Members of fraternities and sororities were at the screening, among healthcare workers, alumni, other students, administrators and friends of the Burches. The theater seated more than 200, and others had to sit in an overflow room.
TJ and Kim Burch (left) and Dan Catullo (far right) took part in the discussion following the first screening of the documentary at the Mountainlair.
At the Q&A after the film, a young woman asked how those present could influence students who weren’t attending the event.
Catullo answered: “When we’re done tonight, the documentary’s online, so do everybody a favor and blast this thing out,” he said. “Send it out to everybody. Put it on social media. Email it to people.
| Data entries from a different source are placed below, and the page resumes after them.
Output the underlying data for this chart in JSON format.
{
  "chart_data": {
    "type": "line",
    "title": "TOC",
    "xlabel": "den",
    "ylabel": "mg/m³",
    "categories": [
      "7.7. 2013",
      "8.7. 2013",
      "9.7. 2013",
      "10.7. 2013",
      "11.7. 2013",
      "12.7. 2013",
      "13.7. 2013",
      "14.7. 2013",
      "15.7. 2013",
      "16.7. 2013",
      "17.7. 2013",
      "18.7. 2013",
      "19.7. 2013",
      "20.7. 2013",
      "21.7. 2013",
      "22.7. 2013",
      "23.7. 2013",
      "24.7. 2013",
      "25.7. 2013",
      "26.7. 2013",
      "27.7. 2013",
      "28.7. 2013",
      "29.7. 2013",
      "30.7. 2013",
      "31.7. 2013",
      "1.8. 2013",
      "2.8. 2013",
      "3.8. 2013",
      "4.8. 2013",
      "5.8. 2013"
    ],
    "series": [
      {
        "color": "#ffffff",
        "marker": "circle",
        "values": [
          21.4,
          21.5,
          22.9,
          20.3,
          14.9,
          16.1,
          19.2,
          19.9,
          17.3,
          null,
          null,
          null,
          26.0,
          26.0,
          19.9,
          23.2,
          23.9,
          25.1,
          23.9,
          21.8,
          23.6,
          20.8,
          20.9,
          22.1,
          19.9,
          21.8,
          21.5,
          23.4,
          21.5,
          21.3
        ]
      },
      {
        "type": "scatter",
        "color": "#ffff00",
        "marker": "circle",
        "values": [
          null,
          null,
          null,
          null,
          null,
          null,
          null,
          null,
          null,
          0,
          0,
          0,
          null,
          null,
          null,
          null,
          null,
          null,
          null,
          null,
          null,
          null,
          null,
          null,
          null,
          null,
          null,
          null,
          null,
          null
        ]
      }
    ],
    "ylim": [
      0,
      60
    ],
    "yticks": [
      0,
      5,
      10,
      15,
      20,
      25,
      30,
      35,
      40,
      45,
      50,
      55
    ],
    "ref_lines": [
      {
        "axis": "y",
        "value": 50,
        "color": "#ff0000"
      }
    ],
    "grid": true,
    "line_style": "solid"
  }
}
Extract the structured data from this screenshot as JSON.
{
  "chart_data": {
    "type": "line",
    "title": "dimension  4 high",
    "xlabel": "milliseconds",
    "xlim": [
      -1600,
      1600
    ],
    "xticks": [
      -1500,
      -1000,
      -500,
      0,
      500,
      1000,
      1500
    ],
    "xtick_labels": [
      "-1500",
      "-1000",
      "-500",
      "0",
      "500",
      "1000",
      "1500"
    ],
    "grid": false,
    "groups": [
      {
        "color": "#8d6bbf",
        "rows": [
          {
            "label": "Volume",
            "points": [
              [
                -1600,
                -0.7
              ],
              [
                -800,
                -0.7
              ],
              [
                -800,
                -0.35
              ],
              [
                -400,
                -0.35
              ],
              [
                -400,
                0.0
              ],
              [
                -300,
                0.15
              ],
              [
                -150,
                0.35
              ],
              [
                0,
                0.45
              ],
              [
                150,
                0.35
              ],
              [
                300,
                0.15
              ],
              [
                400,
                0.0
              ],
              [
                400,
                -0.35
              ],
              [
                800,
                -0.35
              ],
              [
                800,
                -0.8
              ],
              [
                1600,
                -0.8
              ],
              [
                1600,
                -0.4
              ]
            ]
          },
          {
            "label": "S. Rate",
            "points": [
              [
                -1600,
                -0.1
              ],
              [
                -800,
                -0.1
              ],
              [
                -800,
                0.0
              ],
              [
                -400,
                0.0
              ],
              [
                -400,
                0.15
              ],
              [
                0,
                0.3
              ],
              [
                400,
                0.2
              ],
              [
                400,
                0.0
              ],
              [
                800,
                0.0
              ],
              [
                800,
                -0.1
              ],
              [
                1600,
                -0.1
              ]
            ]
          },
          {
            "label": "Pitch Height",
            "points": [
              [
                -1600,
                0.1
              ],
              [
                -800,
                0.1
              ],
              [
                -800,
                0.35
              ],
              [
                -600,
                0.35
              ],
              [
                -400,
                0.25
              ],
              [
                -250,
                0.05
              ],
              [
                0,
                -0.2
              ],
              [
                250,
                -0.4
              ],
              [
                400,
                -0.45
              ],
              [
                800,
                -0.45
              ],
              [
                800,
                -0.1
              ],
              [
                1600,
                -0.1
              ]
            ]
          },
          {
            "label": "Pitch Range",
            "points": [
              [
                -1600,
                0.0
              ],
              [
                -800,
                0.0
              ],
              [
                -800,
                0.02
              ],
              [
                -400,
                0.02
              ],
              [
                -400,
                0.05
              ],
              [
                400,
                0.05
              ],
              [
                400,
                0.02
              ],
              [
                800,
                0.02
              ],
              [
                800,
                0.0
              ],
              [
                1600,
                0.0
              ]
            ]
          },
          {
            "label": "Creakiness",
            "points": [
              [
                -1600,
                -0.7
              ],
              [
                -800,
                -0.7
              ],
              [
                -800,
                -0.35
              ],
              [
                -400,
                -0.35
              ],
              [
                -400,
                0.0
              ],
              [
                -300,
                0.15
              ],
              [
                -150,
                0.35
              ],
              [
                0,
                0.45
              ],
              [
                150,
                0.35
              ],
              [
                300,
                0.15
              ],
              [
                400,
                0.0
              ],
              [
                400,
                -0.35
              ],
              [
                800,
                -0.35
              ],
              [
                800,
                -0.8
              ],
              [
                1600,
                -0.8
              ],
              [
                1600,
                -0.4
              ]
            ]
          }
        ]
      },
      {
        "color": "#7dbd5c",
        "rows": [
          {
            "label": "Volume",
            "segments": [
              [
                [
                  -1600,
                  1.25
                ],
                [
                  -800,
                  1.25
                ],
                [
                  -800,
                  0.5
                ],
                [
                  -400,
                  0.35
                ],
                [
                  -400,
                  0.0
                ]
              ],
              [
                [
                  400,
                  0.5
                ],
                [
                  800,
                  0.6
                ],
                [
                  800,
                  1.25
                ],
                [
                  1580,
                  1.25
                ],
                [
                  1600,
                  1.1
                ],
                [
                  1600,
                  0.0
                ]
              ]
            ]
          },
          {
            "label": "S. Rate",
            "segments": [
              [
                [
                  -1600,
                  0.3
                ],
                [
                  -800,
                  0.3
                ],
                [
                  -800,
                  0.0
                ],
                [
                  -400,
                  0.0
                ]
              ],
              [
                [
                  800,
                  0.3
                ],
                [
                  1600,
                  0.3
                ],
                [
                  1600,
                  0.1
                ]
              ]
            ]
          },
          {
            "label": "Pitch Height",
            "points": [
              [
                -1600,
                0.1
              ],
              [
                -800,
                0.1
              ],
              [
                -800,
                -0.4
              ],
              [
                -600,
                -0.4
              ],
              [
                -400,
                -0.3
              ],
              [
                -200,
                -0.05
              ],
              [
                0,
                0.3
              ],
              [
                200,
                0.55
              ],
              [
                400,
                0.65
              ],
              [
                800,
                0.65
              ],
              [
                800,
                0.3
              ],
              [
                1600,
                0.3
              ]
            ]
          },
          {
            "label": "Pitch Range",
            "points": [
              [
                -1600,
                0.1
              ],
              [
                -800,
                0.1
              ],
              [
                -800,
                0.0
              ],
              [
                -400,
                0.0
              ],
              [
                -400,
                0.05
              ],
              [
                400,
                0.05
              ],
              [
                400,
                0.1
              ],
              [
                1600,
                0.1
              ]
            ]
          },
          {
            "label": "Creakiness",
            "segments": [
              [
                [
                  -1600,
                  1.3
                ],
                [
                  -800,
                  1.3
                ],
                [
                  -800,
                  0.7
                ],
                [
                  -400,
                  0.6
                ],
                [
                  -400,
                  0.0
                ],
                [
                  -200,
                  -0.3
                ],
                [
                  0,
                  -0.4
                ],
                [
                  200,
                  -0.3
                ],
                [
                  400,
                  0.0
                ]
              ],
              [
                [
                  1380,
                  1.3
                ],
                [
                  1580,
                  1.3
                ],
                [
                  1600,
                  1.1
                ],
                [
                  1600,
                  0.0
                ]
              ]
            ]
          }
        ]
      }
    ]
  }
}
We open-sourced this on purpose because we wanted everybody to see it.
“I think if they see that, they might think twice.”
Call to Action from the Nolan M. Burch Foundation
Notice the behaviors of those around you as abusive and inappropriate. These actions can be both physically and emotionally damaging.
Obey the buddy system and be with a trusted friend. Always have someone to look out for your well-being and vice versa.
Lead the change and create positive outcomes. Step up and be the leader if there is none. Do not follow the crowd and assume someone else is taking charge and keeping people safe.
Act in a timely manner to avoid danger for yourself and others. Time may be vital, with someone’s life at risk as each minute passes. Know CPR and general first aid.
Notify someone immediately of the situation. Get help now and call 911. Reach out to a family member, fellow student or an authority figure. Tell someone and call 911. Having a family plan in place is recommended.